The company, which provides alternative and specialty automotive parts across the United States and Europe, reported trailing twelve-month revenue of $14.1 billion and EBITDA of $1.64 billion. Its shares have declined 8% over the past year, contributing to the valuation disconnect that prompted the board's review. The stock's 52-week range spans $28.12 to $43.32, with shares currently trading below their 200-day moving average of $33.97.
Analysts maintain a positive outlook on the business fundamentals. Of the nine analysts covering LKQ, three rate the stock a Strong Buy and four recommend Buy, with two Holds and no Sell ratings, according to market data. The company is scheduled to report fourth-quarter and full-year 2025 financial results on February 19, with analysts anticipating adjusted earnings per share of $0.65 for the quarter.
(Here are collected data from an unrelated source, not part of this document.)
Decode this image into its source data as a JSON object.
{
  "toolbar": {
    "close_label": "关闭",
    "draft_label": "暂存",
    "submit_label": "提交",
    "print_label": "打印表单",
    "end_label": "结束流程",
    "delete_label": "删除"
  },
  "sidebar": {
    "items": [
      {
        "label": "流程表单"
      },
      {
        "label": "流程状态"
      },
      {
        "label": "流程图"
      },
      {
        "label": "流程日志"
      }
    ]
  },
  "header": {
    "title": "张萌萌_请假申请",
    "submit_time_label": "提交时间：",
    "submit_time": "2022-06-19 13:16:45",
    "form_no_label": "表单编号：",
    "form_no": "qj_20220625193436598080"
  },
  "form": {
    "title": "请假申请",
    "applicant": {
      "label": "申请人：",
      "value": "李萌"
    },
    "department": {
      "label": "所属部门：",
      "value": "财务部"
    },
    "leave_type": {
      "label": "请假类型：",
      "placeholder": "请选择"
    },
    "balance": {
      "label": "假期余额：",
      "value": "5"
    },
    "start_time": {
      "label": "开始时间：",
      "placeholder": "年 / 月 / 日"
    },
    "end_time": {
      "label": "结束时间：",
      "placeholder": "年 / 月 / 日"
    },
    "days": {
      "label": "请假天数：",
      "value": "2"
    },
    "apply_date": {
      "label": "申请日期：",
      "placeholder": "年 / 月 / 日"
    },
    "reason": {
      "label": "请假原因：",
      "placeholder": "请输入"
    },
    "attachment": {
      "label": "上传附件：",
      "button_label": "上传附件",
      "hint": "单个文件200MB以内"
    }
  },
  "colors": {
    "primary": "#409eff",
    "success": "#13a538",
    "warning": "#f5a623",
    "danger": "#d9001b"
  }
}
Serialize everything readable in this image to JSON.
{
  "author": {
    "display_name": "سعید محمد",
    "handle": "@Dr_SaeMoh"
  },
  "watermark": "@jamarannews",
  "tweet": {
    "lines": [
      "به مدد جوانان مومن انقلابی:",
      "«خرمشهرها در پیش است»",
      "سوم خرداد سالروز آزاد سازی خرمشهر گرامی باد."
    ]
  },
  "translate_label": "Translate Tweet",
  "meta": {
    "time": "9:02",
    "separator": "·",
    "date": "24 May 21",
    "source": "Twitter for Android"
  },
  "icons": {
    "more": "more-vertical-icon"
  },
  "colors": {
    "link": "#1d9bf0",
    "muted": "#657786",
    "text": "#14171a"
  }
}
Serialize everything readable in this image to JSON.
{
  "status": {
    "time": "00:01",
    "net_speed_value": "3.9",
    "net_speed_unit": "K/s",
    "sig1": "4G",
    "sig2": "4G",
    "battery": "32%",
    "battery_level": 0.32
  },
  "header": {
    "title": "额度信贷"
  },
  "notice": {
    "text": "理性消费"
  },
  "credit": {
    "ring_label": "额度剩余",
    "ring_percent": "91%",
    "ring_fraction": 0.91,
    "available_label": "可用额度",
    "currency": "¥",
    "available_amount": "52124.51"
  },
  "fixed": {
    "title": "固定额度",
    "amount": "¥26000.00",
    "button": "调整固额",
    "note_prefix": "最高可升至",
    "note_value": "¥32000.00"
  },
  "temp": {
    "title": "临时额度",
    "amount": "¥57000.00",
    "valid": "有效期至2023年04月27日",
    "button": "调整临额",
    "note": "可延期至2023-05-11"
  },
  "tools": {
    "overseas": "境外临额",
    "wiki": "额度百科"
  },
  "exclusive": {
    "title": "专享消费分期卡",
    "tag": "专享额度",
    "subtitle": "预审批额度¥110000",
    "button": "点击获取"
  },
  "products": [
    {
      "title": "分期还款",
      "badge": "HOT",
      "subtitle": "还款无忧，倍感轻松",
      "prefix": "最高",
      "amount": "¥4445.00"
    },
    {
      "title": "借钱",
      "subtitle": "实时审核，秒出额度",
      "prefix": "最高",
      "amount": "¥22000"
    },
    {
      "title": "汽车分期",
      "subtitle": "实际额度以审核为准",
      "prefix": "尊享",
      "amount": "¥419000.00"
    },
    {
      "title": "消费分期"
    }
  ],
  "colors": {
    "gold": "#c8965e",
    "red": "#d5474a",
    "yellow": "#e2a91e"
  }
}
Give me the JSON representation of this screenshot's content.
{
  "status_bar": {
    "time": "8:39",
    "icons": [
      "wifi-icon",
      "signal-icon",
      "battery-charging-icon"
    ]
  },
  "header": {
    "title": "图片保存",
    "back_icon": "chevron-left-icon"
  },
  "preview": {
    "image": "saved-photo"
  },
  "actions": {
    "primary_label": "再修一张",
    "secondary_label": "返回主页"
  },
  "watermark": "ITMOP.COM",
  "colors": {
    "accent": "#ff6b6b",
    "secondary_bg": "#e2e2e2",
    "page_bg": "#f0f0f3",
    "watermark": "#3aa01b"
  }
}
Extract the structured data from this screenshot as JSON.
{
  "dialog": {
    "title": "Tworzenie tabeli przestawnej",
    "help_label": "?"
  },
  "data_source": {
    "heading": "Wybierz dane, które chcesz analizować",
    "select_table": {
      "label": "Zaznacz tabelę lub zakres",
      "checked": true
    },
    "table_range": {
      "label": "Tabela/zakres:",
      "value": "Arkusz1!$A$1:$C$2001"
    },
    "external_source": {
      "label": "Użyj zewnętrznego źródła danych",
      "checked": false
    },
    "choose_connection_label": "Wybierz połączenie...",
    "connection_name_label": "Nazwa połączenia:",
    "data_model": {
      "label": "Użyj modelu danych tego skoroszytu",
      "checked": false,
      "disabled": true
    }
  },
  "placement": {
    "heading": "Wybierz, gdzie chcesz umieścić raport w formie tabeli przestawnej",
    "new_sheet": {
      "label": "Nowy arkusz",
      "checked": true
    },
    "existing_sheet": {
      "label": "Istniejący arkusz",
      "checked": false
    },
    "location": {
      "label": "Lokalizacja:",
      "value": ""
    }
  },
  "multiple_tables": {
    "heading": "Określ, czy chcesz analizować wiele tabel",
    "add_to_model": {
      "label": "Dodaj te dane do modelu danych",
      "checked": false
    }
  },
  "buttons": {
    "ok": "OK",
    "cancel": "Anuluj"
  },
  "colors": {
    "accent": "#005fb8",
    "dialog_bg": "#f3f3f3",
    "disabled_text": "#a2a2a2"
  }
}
LKQ's strategic position in the nondiscretionary replacement parts market could appeal to both strategic buyers seeking expanded footprint and private equity firms attracted to the company's cash flow characteristics. The aftermarket industry has proven resilient during economic downturns, as consumers maintain older vehicles rather than purchasing new ones.
The potential sale of the Specialty segment, estimated around $1 billion, could precede any transaction involving the entire company, allowing LKQ to streamline operations before presenting a simplified business to prospective buyers. The company extended its revolving credit maturity and term loan agreements in January 2026, providing financial flexibility as it navigates the strategic alternatives process.